Back when my children refused all things chunky we ate a lot of applesauce. They liked it with cinnamon sugar sprinkled on top, and who was I to refuse? Apples and cinnamon are a taste sensation!

In the fall I made “cinnamon cake,” an applesauce cake with just the slightest hint of spice. It was usually pronounced edible, although not as good as plain vanilla cake… (And I could forget about using chopped apples or toasted nuts!)

Today we are living proof that grown-up kids develop grown-up tastes, and I no longer have to hide my ingredients and think up creative names for our food! But we still love applesauce…

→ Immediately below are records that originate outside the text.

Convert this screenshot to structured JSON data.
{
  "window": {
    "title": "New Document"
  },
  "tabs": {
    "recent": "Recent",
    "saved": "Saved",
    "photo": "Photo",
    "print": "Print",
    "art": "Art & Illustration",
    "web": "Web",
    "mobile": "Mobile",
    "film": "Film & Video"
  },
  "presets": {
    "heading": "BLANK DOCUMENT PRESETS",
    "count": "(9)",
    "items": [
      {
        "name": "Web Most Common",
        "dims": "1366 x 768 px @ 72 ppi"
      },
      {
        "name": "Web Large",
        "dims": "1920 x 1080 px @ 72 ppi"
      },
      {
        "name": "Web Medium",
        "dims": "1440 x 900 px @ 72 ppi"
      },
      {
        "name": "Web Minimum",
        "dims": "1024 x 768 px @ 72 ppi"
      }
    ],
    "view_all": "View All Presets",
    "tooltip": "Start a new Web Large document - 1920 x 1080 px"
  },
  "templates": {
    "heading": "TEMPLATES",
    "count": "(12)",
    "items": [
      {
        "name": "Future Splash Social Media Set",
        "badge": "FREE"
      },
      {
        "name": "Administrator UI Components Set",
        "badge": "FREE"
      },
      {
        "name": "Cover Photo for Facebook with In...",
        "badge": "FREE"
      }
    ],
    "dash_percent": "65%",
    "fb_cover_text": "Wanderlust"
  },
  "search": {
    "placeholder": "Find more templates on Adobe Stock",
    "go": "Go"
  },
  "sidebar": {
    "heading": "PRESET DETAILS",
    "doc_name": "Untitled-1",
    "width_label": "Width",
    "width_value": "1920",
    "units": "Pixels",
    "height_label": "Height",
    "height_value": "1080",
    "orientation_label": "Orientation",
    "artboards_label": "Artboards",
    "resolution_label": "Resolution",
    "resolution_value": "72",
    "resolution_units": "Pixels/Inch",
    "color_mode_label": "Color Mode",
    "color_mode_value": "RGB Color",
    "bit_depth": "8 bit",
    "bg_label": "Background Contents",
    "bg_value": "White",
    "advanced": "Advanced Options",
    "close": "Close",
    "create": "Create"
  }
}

This is a cake you want when the weather feels like fall and nothing will do but warm spice and soft crumb. The freshly toasted nuts and caramel sauce are a bonus, but not at all necessary.

Gather Up:
2 cups flour
2 teaspoons baking powder
½ teaspoon baking soda
½ teaspoon salt
¾ teaspoon cinnamon
½ teaspoon ginger
1/8 teaspoon ground cloves
1 stick unsalted butter, room temperature
1 cup brown sugar
1 teaspoon vanilla
2 large eggs, room temperature
1 ½ cups applesauce
½ cups toasted chopped nuts, pecans or walnuts

For Caramel Glaze:
½ cup unsalted butter
1 cup brown sugar
¼ cup milk

Preheat oven to 350 degrees. Butter an 8 inch square pan.

Whisk together flour, baking powder, baking soda, salt and spices.

Beat butter, brown sugar and vanilla in an electric mixer at high speed until pale and fluffy, scraping down bowl several times, about 3 minutes.

Add eggs one at a time, beating well after each addition.

Beat in applesauce.

At low speed mix in flour mixture until just combined.

Fold in nuts gently if using.

Spread batter evenly in pan and bake until golden and a toothpick comes out clean, 40 – 45 minutes.

Cool in pan 15 minutes then turn onto rack to cool completely.

To make glaze, melt butter in a small saucepan. Add brown sugar and milk. Boil over low heat for 2 minutes, stirring constantly. Set aside to cool and thicken slightly. Pour over cake and pass extra sauce for serving.

Adapted from a recipe on gourmet.com.